Even though some legislators had been trying to overturn this law since 2011, it was only after an anonymous 18-year-old was raped by Julio Morales that it started to garner serious media attention. The Los Angeles Times reports:

“A man enters the dark bedroom of an unmarried woman after seeing her boyfriend leave late at night, and has sexual intercourse with the woman while pretending to be the boyfriend,” the Los Angeles-based 2nd District Court of Appeal said in Wednesday’s ruling. “Has the man committed rape? Because of historical anomalies in the law and the statutory definition of rape, the answer is no, even though, if the woman had been married and the man had impersonated her husband, the answer would be yes.”

The court unanimously found Morales not-guilty due to the specific nature of this law.

Thankfully, Governor Jerry Brown closed the loophole last week after the conviction was overturned, clarifying that an attacker who impersonates someone else to coerce a victim into sexual activity can be prosecuted.

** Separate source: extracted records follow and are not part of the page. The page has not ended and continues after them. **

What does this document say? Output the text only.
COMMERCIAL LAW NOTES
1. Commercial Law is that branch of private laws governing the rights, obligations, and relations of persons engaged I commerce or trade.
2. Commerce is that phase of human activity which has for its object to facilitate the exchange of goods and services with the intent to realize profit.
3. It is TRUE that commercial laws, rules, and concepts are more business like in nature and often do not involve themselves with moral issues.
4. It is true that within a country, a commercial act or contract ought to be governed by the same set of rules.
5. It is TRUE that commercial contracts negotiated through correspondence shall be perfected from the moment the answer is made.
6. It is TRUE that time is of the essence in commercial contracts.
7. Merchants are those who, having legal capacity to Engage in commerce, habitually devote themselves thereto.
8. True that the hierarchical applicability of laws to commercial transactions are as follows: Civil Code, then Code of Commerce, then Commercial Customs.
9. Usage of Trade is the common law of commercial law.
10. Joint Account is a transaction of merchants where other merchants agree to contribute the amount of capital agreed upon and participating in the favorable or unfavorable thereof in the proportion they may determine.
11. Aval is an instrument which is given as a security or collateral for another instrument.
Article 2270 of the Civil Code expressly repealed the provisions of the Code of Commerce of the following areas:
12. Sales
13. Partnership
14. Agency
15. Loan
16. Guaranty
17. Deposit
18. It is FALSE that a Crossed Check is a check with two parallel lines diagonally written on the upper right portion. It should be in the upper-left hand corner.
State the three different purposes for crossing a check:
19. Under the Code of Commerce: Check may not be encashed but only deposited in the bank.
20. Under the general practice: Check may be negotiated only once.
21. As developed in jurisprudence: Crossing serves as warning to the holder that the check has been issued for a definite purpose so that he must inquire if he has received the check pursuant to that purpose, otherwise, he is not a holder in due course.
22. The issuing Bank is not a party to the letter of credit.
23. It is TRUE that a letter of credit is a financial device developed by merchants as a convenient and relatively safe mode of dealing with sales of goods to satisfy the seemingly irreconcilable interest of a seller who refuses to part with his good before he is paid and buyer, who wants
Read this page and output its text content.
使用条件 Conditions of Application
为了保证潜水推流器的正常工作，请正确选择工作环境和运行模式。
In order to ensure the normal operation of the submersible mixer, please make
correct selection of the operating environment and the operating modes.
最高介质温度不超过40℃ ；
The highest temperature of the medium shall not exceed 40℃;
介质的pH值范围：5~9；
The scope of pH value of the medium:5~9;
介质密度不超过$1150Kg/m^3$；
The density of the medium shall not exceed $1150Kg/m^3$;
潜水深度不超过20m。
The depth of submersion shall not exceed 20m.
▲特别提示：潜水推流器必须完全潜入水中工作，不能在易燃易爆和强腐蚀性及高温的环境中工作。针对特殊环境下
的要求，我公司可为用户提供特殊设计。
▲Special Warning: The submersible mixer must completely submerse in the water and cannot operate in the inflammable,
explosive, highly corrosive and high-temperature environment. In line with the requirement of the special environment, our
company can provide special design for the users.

It’s rare that I celebrate the government doing something right, but this is a great example of how the courts can defend liberty. In my opinion, this is a classic consent and private property case. The victim could not have possibly given consent to Morales’s fraudulent sexual advances. In the original law, the victim was only allowed the right to defend her personhood in court if she chose to marry. The state is stepping in to protect women from facing criminals like Morales in the future. I laud Governor Brown’s decision to expand the law.